Encontramos alguns ecos do bonimenteur no cinema de Lars von Trier, a partir da utilização do narrador onisciente. A voz sempre aparece como um narrador fora da tela (off- screen), que não não é visto, mas ocupa um papel fundamental na narrativa. Podemos observar essa herança, particularmente, em três filmes da obra do artista: Europa (1991), Dogville (2003) e Manderlay (2005). O narrador onisciente não é uma especificidade do cinema de Lars von Trier, contudo a forma como ele mobiliza essa função foge aos padrões convencionais.

Esse traço percebido na obra do diretor confirma a relação existente entre a filmografia de Lars von Trier e o universo literário. A presença do narrador onisciente remonta ao conceito do bonimenteur, como se imergíssemos de um ambiente onde uma pessoa nos guiasse e conduzisse os relatos da trama.

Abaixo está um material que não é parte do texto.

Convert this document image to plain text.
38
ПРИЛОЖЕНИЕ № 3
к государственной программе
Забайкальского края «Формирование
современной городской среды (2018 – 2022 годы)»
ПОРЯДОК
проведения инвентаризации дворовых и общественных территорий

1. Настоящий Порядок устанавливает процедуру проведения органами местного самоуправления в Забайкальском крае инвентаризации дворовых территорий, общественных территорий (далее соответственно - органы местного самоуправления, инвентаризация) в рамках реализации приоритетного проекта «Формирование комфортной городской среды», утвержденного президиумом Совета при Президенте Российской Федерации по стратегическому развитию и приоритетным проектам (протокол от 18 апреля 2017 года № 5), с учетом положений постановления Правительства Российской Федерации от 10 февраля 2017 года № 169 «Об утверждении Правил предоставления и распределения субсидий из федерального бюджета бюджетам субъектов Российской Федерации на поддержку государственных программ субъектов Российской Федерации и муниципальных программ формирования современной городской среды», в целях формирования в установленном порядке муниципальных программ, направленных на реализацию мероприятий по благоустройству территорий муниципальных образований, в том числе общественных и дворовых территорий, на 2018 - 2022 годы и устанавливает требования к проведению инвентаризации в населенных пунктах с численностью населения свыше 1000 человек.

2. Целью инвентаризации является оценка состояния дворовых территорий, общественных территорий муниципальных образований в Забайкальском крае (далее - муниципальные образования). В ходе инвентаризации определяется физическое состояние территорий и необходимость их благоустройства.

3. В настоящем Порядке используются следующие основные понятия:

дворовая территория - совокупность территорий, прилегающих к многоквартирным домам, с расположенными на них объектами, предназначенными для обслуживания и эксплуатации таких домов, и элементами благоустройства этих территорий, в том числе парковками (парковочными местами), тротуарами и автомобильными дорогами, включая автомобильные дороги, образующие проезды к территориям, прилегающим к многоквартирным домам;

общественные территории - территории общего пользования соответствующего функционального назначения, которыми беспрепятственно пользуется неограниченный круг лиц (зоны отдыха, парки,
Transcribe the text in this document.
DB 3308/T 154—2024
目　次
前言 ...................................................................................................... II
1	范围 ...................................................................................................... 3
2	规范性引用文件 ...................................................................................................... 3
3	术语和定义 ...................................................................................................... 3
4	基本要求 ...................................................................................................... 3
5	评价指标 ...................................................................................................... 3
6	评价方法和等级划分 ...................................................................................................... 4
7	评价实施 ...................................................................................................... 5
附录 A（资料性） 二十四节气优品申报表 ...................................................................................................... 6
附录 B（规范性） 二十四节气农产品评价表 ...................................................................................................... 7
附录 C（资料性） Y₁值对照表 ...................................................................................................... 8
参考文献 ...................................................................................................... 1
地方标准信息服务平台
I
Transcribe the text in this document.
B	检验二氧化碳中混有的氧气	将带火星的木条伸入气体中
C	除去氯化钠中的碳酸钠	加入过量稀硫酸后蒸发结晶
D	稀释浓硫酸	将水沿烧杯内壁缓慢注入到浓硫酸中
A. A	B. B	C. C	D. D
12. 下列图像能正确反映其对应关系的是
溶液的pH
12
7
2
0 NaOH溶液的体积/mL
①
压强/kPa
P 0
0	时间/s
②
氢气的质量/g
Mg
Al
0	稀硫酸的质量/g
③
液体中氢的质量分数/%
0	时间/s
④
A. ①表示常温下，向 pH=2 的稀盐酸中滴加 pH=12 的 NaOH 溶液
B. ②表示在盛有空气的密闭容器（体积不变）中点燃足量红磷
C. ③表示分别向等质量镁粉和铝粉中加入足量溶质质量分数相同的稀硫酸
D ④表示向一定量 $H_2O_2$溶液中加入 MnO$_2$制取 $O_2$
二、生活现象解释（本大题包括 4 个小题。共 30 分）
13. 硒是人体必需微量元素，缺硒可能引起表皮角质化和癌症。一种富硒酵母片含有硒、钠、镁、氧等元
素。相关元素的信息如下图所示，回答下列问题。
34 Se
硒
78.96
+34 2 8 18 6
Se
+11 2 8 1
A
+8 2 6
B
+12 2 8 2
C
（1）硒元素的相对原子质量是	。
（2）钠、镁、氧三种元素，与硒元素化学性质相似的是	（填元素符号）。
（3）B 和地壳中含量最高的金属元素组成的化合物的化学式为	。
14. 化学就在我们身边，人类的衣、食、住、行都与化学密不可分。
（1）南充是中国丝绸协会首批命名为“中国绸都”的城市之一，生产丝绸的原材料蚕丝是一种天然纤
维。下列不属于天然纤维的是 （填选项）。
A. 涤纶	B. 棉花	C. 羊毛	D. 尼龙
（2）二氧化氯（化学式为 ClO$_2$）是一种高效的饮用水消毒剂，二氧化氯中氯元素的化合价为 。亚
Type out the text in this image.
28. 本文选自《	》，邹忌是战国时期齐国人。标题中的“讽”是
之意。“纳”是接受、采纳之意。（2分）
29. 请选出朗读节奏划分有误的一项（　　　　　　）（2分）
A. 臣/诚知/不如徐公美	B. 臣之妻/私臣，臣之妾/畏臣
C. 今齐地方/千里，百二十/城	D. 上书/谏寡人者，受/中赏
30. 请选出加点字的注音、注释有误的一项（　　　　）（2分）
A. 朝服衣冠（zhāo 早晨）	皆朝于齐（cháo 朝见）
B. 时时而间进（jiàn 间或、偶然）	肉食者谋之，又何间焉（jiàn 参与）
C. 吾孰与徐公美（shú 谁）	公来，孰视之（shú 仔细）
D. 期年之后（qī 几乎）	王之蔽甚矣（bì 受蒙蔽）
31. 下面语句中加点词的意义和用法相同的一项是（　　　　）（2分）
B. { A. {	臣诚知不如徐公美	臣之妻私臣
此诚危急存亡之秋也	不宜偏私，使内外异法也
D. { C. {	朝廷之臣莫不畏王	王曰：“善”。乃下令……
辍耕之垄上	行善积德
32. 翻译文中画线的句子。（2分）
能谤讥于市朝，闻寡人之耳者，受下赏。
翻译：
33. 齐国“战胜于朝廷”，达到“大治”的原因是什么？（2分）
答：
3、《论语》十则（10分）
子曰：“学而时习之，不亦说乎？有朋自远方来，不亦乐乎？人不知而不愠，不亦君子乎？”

A voz apresentada no filme é sempre masculina, configurando uma materialidade imaginária da figura do diretor e roteirista, como se ele mesmo estivesse nos contando a história. O tom e o timbre da voz do narrador são marcadamente graves e impostados, transmitindo um ar sóbrio à locução. Diferentemente do bonimenteur, o narrador não possui uma função cômica e de mero entretenimento. Contudo, nas obras do diretor, a locução pode representar um lugar irônico ou de pequenas sátiras à realidade apresentada no filme.

A retomada desse marco do cinema sonoro, o bonimenteur, por Lars von Trier enfatiza o vasto conhecimento do diretor a respeito dos estilos, gêneros e histórico da arte cinematográfica. Ele consegue atualizar linguagens de outro contexto histórico, reinscrevendo no momento contemporâneo. O narrador onisciente representa um anseio de aproximação com o público e um desejo de controlá-lo e guiá-lo na sua percepção da história.

80 “Il semble donc qu’à cette technologie fascinante parce qu'elle est avant-gardiste et qu'elle correspond au goût de l’époque pour la nouveauté, on veuille en general adjoindre la voix du bonimenteur qui représente par contre la tradition, qui vient intégrer dans un discours narratif le cinema qui n’était encore souvent qu'une attraction, qui était encore appelé «vues animées» et se passera du bonimenteur seulement quand il sera devenu narratif par lui- même. Ce cinéma fut rarement muet, mais fut très souvent oral, integre dans la tradition de l'oralité et dans ses formes de narration et de spectacle, luttant pendant quelques décennies contre une institution qui voulait le drainer vers le champ de la littérature, protestant de vive voix contre un son venu d'ailleurs. Un cinema « oral » luttant contre un son «optique»: voilà l’aventure du bonimenteur résumée brièvement par les termes inventés avec la machine.” (Tradução do autor).

O bonimenteur era uma atração agregada ao espetáculo visual, com a função de entreter e comentar as imagens que apareciam na tela. A função do narrador onisciente aparece no cinema com uma certa frieza e distanciamento, quase como um orador que discorre sobre a história que se passa na tela. Nos filmes supracitados, percebemos esse papel sonoro do narrador ser trabalhado de uma maneira diferente. A priori o narrador aparece de uma forma mais tradicional, porém, no decorrer da narrativa, ele vai sendo ressignificado. A frieza narrativa e a passividade dão lugar a um ar mais cômico e satírico. Essas oscilações no papel do narrador onisciente criam uma flutuação entre o papel de um condutor da narrativa e um comentarista que interfere no significado das imagens.

Mesmo não sendo uma citação direta a figura do bonimenteur, percebemos uma ligação entre esse comentarista do início do cinema mudo e o narrador onisciente retomado por Lars von Trier. Essa breve conexão nos permite ver como o cinema do autor converge para as tradições cinematográficas, atribuindo-lhes novas funções e tensionando a sua linguagem; ou seja, o cinema de Lars von Trier se conecta com a tradição cinematográfica e reinventa e tensiona alguns cânones da linguagem. Tais questões serão abordadas mais profundamente no capítulo 3, no qual destacaremos especificamente a obra do diretor e analisaremos o som constante nos seus filmes.